ESPE Abstracts (2018) 89 P-P2-040

X-linked Hypophosphatemia Registry - An International Prospective Patient Registry

Raja Padidelaa, Ola Nilssonb, Agnès Linglartc, Outi Mäkitied, Signe Beck-Nielsene, Gema Aricetaf, Dirk Schnabelg, Maria Luisa Brandih, Annemieke Booti, Ravi Jandhyalaj, Gerd Moellerk, Elena Levtchenkol & Zulf Mughala


aCentral Manchester University Hospitals, Manchester, UK; bKarolinska Institutet, Stockholm, Sweden; cBicetre Paris Sud, Le Kremlin Bicetre, France; dUniversity of Helsinki, Helsinki, Finland; eUniversity of Southern Denmark, Kolding, Denmark; fHospital Universitario Materno-Infantil Vall d’Hebron, Barcelona, Spain; gUniversity Children’s Hospital of Berlin, Berlin, Germany; hUniversity of Florence, Florence, Italy; iUniversity of Groningen, Groningen, Netherlands; jMedialis, Banbury, UK; kKyowa Kirin International, Galashiels, UK; lKatholieke Universiteit Leuven, Leuven, Belgium


Introduction: X-linked hypophosphatemia (XLH) is a rare, inherited disease that affects approximately 1 in 20,000 individuals.

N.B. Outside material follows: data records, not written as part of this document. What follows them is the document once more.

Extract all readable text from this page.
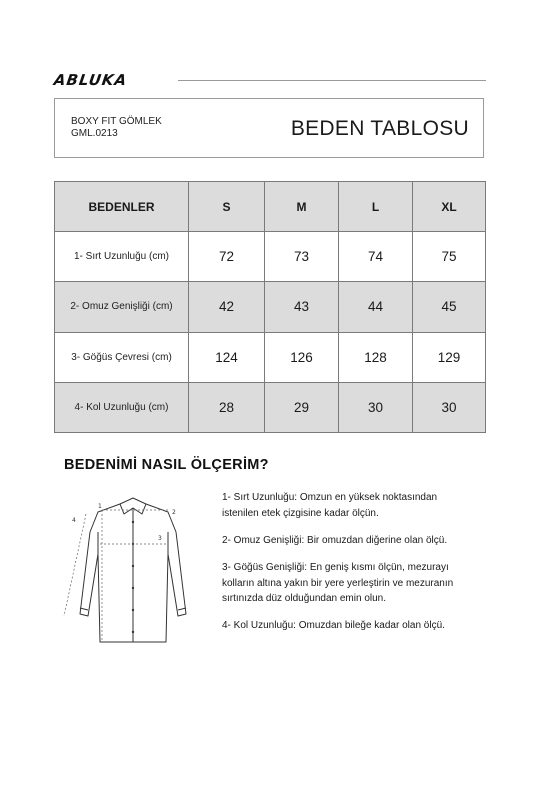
ABLUKA
BOXY FIT GÖMLEK
GML.0213	BEDEN TABLOSU
BEDENLER	S	M	L	XL
1- Sırt Uzunluğu (cm)	72	73	74	75
2- Omuz Genişliği (cm)	42	43	44	45
3- Göğüs Çevresi (cm)	124	126	128	129
4- Kol Uzunluğu (cm)	28	29	30	30
BEDENİMİ NASIL ÖLÇERİM?
1
2
3
4
1- Sırt Uzunluğu: Omzun en yüksek noktasından
istenilen etek çizgisine kadar ölçün.
2- Omuz Genişliği: Bir omuzdan diğerine olan ölçü.
3- Göğüs Genişliği: En geniş kısmı ölçün, mezurayı
kolların altına yakın bir yere yerleştirin ve mezuranın
sırtınızda düz olduğundan emin olun.
4- Kol Uzunluğu: Omuzdan bileğe kadar olan ölçü.
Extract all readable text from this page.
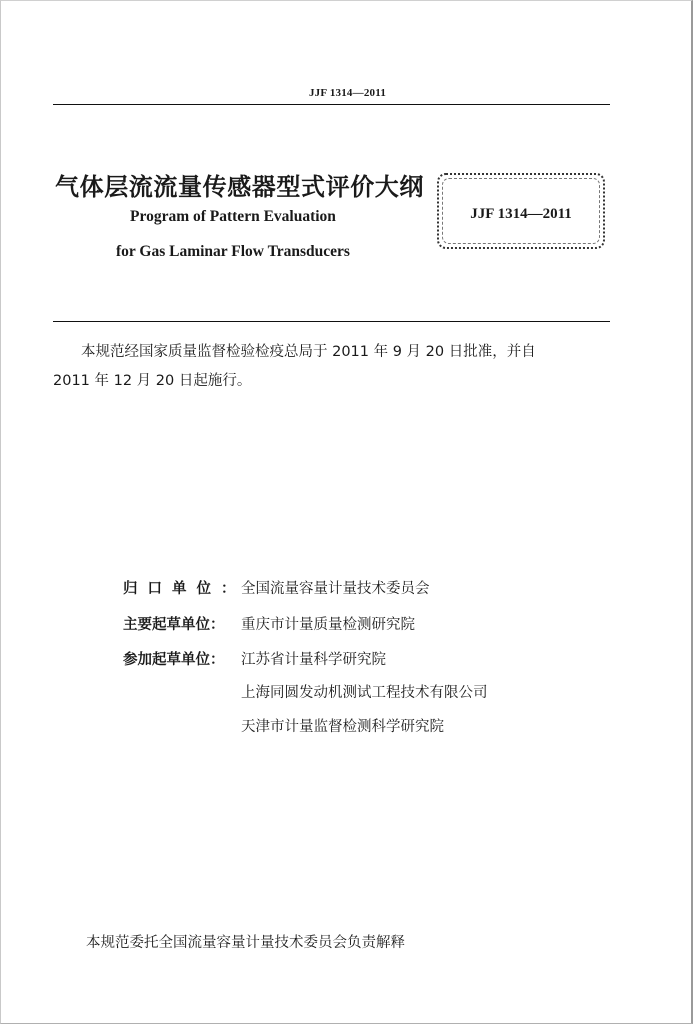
JJF 1314—2011
气体层流流量传感器型式评价大纲
Program of Pattern Evaluation
for Gas Laminar Flow Transducers
JJF 1314—2011
本规范经国家质量监督检验检疫总局于 2011 年 9 月 20 日批准，并自
2011 年 12 月 20 日起施行。
归口单位：
全国流量容量计量技术委员会
主要起草单位： 重庆市计量质量检测研究院
参加起草单位： 江苏省计量科学研究院
上海同圆发动机测试工程技术有限公司
天津市计量监督检测科学研究院
本规范委托全国流量容量计量技术委员会负责解释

XLH is a disorder of renal phosphate wasting caused by high circulating levels of fibroblast growth factor 23 (FGF23) that impairs normal phosphate reabsorption in the kidney and production of the active form of vitamin D. Children with XLH experience abnormal bone development, rickets, osteomalacia, impaired growth, dental abscesses, craniosynostosis and bone and muscular pain. Affected adults may present with articular consequences of bone deformities, fractures, stiffness, enthesopathy, hearing loss, hyperparathyroidism, and periodontitis. As XLH is a progressive, often debilitating disease, it is important to improve understanding of both its natural history and outcomes on available therapies. Currently, there is no international registry that collects large-scale data on disease progression in XLH.

Objectives: An international, multicentre, prospective, non-interventional disease registry has recently been launched to collect natural history data and characterise the treatment, disease progression and long-term outcomes in children and adults with XLH (ClinicalTrials.gov Identifier: NCT03193476).

Methods: Design and implementation of the registry was informed by recommendations from a recent European Medicines Agency workshop (EMA/69716/2017) and approved by a steering committee of European experts. The XLH Registry is planned to run for at least 5 years aiming to recruit 1200 patients in total. Data entry is via an online data capture tool (Castor EDC, Netherlands). Patients with confirmed XLH will be included under informed consent. As a non-interventional study, all data entered will be from routine practice at the participating sites, measured at baseline and prospectively at regular intervals. No data or investigations are mandated by the protocol. The registry will collect demographic variables, age and symptoms at diagnosis, family history as well as quantitative and qualitative disease markers including: rickets, bone shape, growth, oral health, muscular function, quality of life, phosphate wasting, alkaline phosphatase and complications including nephrocalcinosis, hyperparathyroidism, hearing and neurological features.

Results: At time of submission the XLH Registry has recruited 21 patients from 11 sites across the UK, Denmark and Italy. National regulatory approval in 8 other countries is pending, with 56 sites expected to be live by December 2018.

Conclusions: The XLH Registry will generate epidemiological data that may provide improved understanding of the natural history, the disease-burden, as well as the long-term treatment outcomes of XLH. Ultimately, the XLH registry will support development of future XLH treatment guidelines and inform best practice.